Hong Kong, 1993
U.S. Release Date:
Theatrical Aspect Ratio:
Jackie Chan, Michelle Khan, Yuen Wah, Bill Tung, Ken Tsang
Edward Tang, Fibe Ma, and Lee Wai Yee
Lam Kwok Wah
Miramax owes a debt to New Line Cinema. In order to facilitate Jackie Chan's long-overdue breakthrough in the American market, New Line spent a lot of money hyping Chan's Rumble in the Bronx, taking great pains to make sure nearly everyone who saw a print ad or a TV spot was aware that Chan does all his own stuntwork. The campaign worked, because Rumble turned a profit. But Miramax, who owns the rights to several of Chan's previously-unreleased films, is now reaping the benefits of New Line's cash layout. Judging by the healthy opening weekend turnout, Supercop is going to be profitable for its distributor. And, after years of frustration, Jackie Chan has finally found his American niche.
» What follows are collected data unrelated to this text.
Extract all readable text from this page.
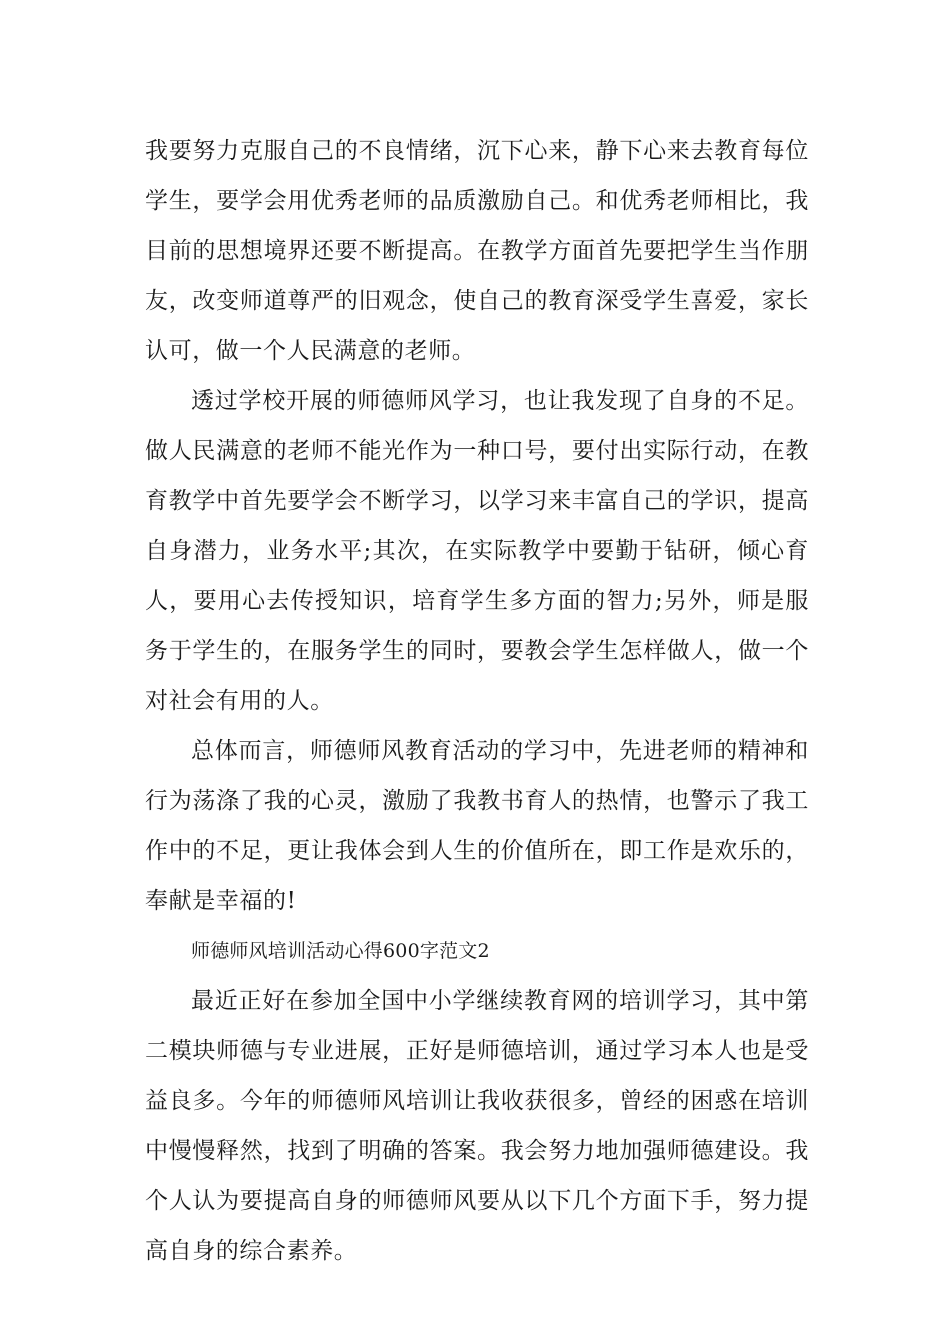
我要努力克服自己的不良情绪，沉下心来，静下心来去教育每位学生，要学会用优秀老师的品质激励自己。和优秀老师相比，我目前的思想境界还要不断提高。在教学方面首先要把学生当作朋友，改变师道尊严的旧观念，使自己的教育深受学生喜爱，家长认可，做一个人民满意的老师。

透过学校开展的师德师风学习，也让我发现了自身的不足。做人民满意的老师不能光作为一种口号，要付出实际行动，在教育教学中首先要学会不断学习，以学习来丰富自己的学识，提高自身潜力，业务水平;其次，在实际教学中要勤于钻研，倾心育人，要用心去传授知识，培育学生多方面的智力;另外，师是服务于学生的，在服务学生的同时，要教会学生怎样做人，做一个对社会有用的人。

总体而言，师德师风教育活动的学习中，先进老师的精神和行为荡涤了我的心灵，激励了我教书育人的热情，也警示了我工作中的不足，更让我体会到人生的价值所在，即工作是欢乐的，奉献是幸福的!

师德师风培训活动心得600字范文2

最近正好在参加全国中小学继续教育网的培训学习，其中第二模块师德与专业进展，正好是师德培训，通过学习本人也是受益良多。今年的师德师风培训让我收获很多，曾经的困惑在培训中慢慢释然，找到了明确的答案。我会努力地加强师德建设。我个人认为要提高自身的师德师风要从以下几个方面下手，努力提高自身的综合素养。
Supercop was released internationally three years ago under the title Police Story 3, but, aside from playing a few specialized venues, it had no U.S. exposure. Now, with a new soundtrack, the movie has been thrown into wide release, and, in its current state, represents one of the summer's best opportunities for pure, undemanding entertainment. With its infectious mix of action and comedy, Supercop is vastly different from any big budget American picture. And the knowledge that Chan and his co-stars are doing their own stunts only sweetens the pot. Who can imagine Arnold Schwarzenegger dangling from a helicopter hundreds of feet above the ground? Or Sylvester Stallone falling off a moving train? Then there are the martial arts sequences (choreographed by director Stanley Tong), which are, quite simply, amazing, and remind the viewer that the fist is faster than the eye.
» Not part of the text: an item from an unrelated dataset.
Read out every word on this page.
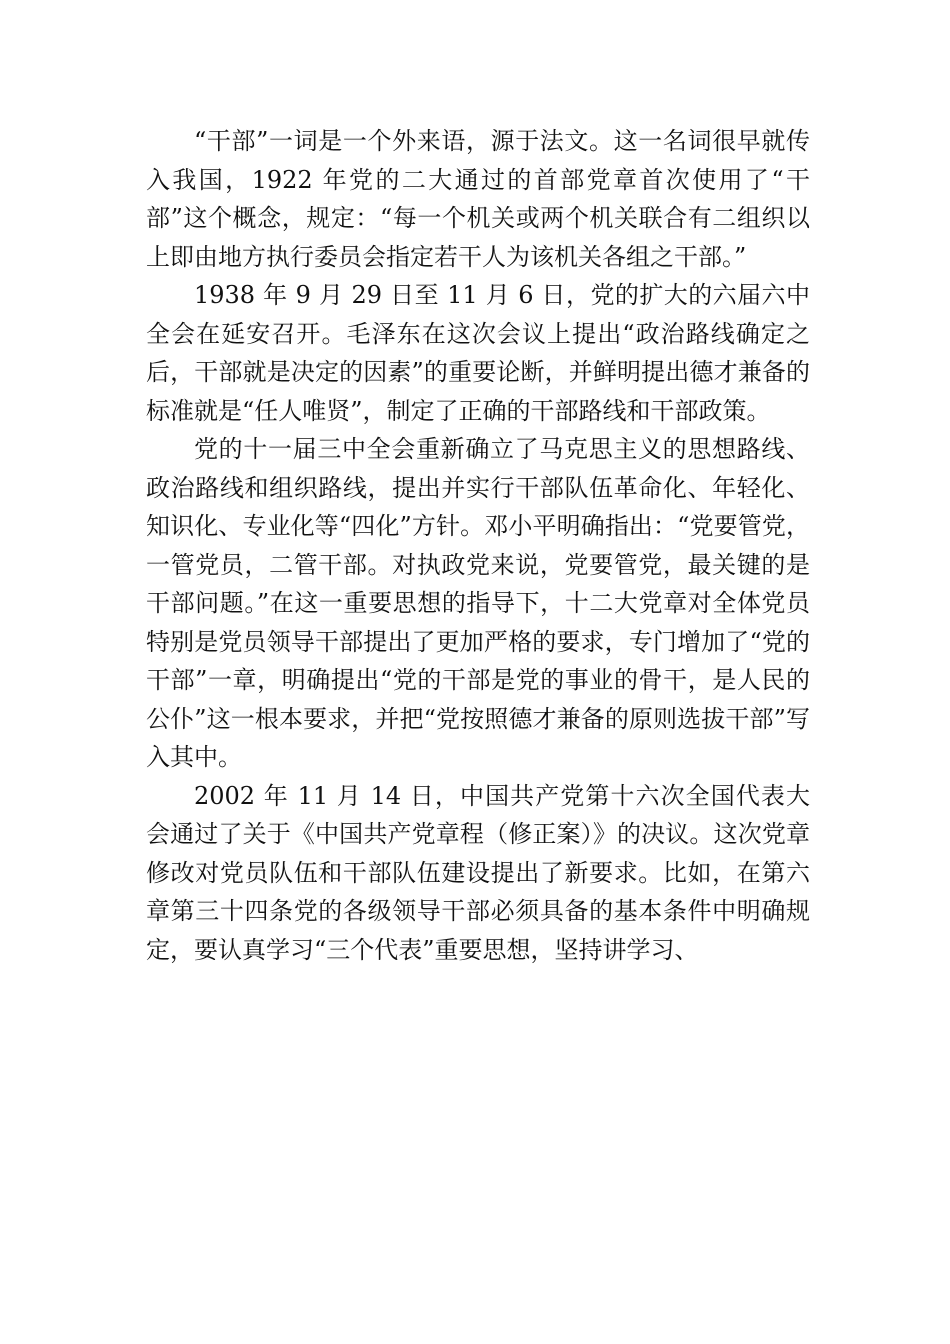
“干部”一词是一个外来语，源于法文。这一名词很早就传入我国，1922 年党的二大通过的首部党章首次使用了“干部”这个概念，规定：“每一个机关或两个机关联合有二组织以上即由地方执行委员会指定若干人为该机关各组之干部。”

1938 年 9 月 29 日至 11 月 6 日，党的扩大的六届六中全会在延安召开。毛泽东在这次会议上提出“政治路线确定之后，干部就是决定的因素”的重要论断，并鲜明提出德才兼备的标准就是“任人唯贤”，制定了正确的干部路线和干部政策。

党的十一届三中全会重新确立了马克思主义的思想路线、政治路线和组织路线，提出并实行干部队伍革命化、年轻化、知识化、专业化等“四化”方针。邓小平明确指出：“党要管党，一管党员，二管干部。对执政党来说，党要管党，最关键的是干部问题。”在这一重要思想的指导下，十二大党章对全体党员特别是党员领导干部提出了更加严格的要求，专门增加了“党的干部”一章，明确提出“党的干部是党的事业的骨干，是人民的公仆”这一根本要求，并把“党按照德才兼备的原则选拔干部”写入其中。

2002 年 11 月 14 日，中国共产党第十六次全国代表大会通过了关于《中国共产党章程（修正案）》的决议。这次党章修改对党员队伍和干部队伍建设提出了新要求。比如，在第六章第三十四条党的各级领导干部必须具备的基本条件中明确规定，要认真学习“三个代表”重要思想，坚持讲学习、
Supercop gives audiences an opportunity to appreciate the clown aspect of Chan's personality (something we'll be getting more exposure to in an upcoming American production where his co-star is Chris Farley). Although he's best known as an action star, he's also a gifted comic. He has an expressive face -- his features go through more contortions than his body. Supercop is a better movie than Rumble in the Bronx, in large part because it's funnier. The dubbed English is actually an asset for this kind of film -- the cheesy mis-synching of lips adds to the goofy fun.
Frankly, dialogue doesn't mean much in Supercop, nor does the plot. It's a framing device to get Chan into action. All we really need to know is which characters are the good guys and which ones are the bad guys, and, once that has been established, little else matters. For the record, Supercop pairs Chan's Hong Kong detective with a female Chinese security officer (Michelle Khan). Together, they go undercover to break a master criminal, Panther (Yuen Wah), out of prison, so he can lead them back to his drug lord brother (Ken Tsang). Their goal: infiltrate the organization and bring it down.
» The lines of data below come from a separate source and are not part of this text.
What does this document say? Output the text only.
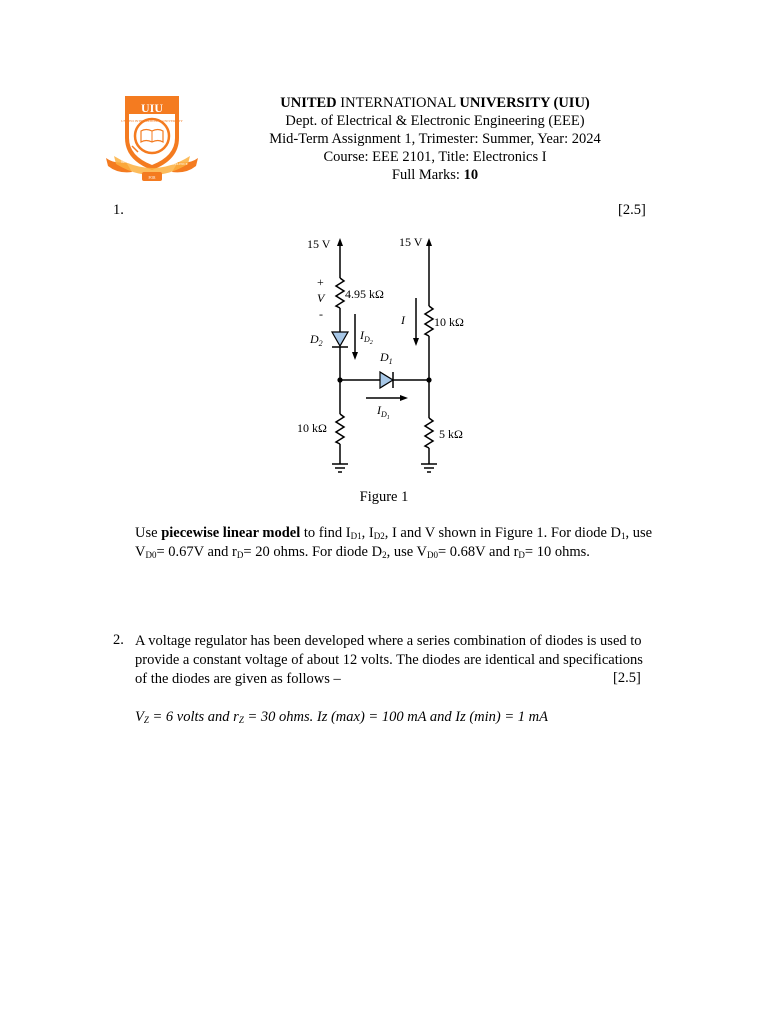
UIU
UNITED INTERNATIONAL UNIVERSITY
SEEK	EXCELLENCE
FOR
UNITED INTERNATIONAL UNIVERSITY (UIU)
Dept. of Electrical & Electronic Engineering (EEE)
Mid-Term Assignment 1, Trimester: Summer, Year: 2024
Course: EEE 2101, Title: Electronics I
Full Marks: 10
1.	[2.5]
15 V	15 V
+
V
-
4.95 kΩ
$D_2$
$I_D2$
I 10 kΩ
$D_1$
$I_D1$
10 kΩ	5 kΩ
Figure 1
Use piecewise linear model to find $I_{D1}$, $I_{D2}$, I and V shown in Figure 1. For diode $D_1$, use
$V_{D0}= 0.67V$ and $r_D= 20$ ohms. For diode $D_2$, use $V_{D0}= 0.68V$ and $r_D= 10$ ohms.
2. A voltage regulator has been developed where a series combination of diodes is used to
provide a constant voltage of about 12 volts. The diodes are identical and specifications
of the diodes are given as follows –	[2.5]
$V_Z = 6$ volts and $r_Z = 30$ ohms. Iz (max) = 100 mA and Iz (min) = 1 mA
As is usual in a Chan film, the end credits (which show out-takes of failed stunts) are one of Supercop's highlights. There are more laughs in this hilarious three-minute sequence than in the whole of Kingpin. I can't think of a better reason to stay through the entire movie. Ultimately, the closing montage points out one of the chief differences between Chan's stylized, fast-paced films and those of his American counterparts: this is action with a smile, not a grimace.